CHAPTER III.

“Hetty! do you ever think what it would be like to be engaged?”

“Engaged to do what?” said Hetty lazily.

She lay as in a cradle, in a grassy hollow under an apple tree—the Anak of his tribe. The branches, freighted with pink and white blooms, dipped earthward until the extreme twigs almost brushed the grass, and shut in the two girls arbor-wise. The May sun warmed the flowers into fragrance that hinted subtly of continual fruitiness. Hester said she tasted, rather than smelled it. Bees hummed in the boughs; through the still blandness of the air a light shower of petals fell silently over Hetty’s blue gown, settled upon her hair, and drifted in the folds of the afghan covering Hester’s lower limbs.

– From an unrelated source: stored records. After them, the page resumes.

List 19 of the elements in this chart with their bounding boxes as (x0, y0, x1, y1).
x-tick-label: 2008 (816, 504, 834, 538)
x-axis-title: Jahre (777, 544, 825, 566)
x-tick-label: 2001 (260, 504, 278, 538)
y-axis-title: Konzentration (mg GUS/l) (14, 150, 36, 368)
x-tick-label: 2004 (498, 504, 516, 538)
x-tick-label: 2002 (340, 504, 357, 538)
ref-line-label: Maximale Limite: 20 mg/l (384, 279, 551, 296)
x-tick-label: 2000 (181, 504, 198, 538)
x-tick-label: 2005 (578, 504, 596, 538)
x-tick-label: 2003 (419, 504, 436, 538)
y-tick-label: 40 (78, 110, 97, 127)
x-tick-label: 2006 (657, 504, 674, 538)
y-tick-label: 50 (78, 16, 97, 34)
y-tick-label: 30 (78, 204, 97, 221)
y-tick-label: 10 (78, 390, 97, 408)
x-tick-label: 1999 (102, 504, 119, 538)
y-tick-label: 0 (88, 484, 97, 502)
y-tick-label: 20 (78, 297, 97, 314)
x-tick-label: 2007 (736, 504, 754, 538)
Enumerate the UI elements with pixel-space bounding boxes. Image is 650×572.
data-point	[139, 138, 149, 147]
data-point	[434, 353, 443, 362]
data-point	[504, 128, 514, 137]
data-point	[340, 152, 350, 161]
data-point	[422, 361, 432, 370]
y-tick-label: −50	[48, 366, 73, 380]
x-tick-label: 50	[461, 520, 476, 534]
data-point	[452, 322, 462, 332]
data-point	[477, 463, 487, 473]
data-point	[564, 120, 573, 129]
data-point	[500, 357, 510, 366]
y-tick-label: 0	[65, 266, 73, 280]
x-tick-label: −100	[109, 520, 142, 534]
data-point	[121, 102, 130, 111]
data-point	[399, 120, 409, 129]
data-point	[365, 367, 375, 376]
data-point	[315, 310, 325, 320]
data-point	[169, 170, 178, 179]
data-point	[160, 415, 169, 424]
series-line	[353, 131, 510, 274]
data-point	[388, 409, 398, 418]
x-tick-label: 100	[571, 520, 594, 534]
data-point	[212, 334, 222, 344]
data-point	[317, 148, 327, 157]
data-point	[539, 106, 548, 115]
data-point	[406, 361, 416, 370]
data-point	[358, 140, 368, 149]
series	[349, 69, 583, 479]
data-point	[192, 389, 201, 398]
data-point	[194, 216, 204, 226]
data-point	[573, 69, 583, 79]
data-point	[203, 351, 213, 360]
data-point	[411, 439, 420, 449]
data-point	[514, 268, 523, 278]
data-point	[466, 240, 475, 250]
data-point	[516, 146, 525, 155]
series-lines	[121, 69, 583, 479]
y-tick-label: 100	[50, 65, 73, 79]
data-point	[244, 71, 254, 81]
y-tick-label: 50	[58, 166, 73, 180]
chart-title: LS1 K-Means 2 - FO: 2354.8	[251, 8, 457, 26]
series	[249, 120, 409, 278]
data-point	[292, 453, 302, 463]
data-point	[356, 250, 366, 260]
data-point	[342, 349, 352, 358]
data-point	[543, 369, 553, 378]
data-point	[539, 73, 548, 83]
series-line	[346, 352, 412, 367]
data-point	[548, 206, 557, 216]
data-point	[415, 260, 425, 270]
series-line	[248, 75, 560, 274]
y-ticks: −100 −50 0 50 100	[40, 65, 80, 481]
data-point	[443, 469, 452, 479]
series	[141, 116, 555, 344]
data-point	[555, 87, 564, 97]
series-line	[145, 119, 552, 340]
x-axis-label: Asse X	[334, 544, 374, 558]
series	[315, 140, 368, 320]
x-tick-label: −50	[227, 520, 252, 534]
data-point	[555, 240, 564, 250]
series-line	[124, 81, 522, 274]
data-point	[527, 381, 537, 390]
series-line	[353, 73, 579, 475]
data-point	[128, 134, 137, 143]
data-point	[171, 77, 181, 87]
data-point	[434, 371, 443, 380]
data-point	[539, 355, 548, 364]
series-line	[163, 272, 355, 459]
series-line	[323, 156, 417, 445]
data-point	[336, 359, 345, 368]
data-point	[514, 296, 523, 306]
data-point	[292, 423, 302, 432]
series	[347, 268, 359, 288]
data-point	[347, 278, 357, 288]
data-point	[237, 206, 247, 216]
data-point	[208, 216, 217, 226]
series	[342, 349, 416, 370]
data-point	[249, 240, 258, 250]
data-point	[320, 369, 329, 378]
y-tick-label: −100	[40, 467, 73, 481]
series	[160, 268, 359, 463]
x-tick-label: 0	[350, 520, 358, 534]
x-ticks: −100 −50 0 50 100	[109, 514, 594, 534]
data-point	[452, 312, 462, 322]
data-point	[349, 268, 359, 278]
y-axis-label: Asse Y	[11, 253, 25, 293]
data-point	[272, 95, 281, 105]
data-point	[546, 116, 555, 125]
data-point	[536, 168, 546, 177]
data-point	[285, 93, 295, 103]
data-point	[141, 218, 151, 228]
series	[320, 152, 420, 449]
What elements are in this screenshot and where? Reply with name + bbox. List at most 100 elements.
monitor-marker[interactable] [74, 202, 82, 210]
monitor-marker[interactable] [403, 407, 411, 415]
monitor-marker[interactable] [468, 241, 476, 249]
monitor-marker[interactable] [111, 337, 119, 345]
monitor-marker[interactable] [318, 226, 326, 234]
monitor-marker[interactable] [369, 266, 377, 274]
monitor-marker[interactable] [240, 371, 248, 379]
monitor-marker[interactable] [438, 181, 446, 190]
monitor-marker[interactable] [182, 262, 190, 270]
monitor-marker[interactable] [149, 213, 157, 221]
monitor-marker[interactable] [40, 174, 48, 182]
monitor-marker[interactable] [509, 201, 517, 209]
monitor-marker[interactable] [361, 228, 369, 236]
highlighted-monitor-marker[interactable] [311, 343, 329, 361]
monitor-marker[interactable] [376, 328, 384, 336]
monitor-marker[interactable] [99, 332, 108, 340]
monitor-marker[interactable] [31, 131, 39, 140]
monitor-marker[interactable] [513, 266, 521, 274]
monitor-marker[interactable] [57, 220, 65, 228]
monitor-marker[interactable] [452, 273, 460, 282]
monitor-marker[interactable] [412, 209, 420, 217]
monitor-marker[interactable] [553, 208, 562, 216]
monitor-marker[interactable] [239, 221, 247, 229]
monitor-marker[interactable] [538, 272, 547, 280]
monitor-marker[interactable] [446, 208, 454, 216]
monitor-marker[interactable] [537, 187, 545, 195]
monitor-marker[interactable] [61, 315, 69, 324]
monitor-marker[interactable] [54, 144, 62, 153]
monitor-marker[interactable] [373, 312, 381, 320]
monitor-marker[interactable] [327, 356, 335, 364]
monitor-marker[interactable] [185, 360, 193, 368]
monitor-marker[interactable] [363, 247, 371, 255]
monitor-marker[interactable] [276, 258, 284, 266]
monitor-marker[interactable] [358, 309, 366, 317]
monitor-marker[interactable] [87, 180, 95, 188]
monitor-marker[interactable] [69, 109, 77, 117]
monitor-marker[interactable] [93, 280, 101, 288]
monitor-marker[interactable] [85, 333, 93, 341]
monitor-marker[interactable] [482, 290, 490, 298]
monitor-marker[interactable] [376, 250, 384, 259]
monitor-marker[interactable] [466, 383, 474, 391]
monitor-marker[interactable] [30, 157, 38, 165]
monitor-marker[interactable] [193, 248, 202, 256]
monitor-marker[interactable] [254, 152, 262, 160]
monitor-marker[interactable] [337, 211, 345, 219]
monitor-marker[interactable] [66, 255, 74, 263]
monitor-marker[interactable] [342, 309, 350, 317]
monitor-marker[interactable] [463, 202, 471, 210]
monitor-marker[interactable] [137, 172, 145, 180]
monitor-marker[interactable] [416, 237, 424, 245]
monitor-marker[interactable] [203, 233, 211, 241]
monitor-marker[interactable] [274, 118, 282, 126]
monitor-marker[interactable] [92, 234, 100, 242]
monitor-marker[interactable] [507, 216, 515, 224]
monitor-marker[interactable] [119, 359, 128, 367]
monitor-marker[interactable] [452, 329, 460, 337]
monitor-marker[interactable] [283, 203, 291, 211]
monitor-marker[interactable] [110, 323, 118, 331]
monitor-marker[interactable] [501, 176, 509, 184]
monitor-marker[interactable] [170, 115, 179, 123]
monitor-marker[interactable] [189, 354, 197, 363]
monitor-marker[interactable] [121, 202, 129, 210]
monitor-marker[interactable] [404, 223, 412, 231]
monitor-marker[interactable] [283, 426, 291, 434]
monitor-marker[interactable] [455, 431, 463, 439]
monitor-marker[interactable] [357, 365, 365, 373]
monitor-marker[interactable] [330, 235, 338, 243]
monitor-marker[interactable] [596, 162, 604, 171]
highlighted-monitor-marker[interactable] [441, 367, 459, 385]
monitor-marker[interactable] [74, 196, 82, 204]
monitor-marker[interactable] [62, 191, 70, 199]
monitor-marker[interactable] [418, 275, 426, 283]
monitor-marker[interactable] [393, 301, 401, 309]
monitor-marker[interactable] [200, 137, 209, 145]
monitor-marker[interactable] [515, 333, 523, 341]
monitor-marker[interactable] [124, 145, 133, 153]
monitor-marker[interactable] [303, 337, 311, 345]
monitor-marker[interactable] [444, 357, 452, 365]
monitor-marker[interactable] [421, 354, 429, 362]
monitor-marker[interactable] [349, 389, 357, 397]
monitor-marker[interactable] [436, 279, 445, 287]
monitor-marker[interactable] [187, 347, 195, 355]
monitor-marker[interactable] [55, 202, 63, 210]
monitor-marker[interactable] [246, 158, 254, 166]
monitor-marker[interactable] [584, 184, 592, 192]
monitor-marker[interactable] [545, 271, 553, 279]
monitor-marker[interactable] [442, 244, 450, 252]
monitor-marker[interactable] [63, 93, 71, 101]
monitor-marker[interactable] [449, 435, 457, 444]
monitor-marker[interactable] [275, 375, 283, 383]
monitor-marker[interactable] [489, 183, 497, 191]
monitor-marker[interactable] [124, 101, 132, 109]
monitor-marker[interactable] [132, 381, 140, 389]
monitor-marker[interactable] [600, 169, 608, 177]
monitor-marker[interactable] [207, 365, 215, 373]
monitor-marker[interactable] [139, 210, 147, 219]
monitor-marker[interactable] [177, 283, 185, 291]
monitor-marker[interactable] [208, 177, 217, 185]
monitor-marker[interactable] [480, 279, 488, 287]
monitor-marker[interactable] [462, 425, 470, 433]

Homer had discovered in the garden fence a gate opening into this orchard, and confidentially revealed the circumstance to Hetty who, in time, imparted it to Hester, and conspired with her to explore the paradise as soon as the boys and Fanny were safely off to Sunday School.

“Engaged to do what?” Hetty had said in such good faith that she opened dreamy eyes wide at the accent of the reply.

“To be married, of course, Miss Ingenuous! What else could I mean?”

“Oh-h-h!” still more indolently. “I don’t know that I ever thought far in that direction. Why should I?”

“Why shouldn’t you, or any other healthy and passably good-looking girl, expect to be engaged—and be married—and be happy? It is time you began to take the matter into consideration, if you never did before.”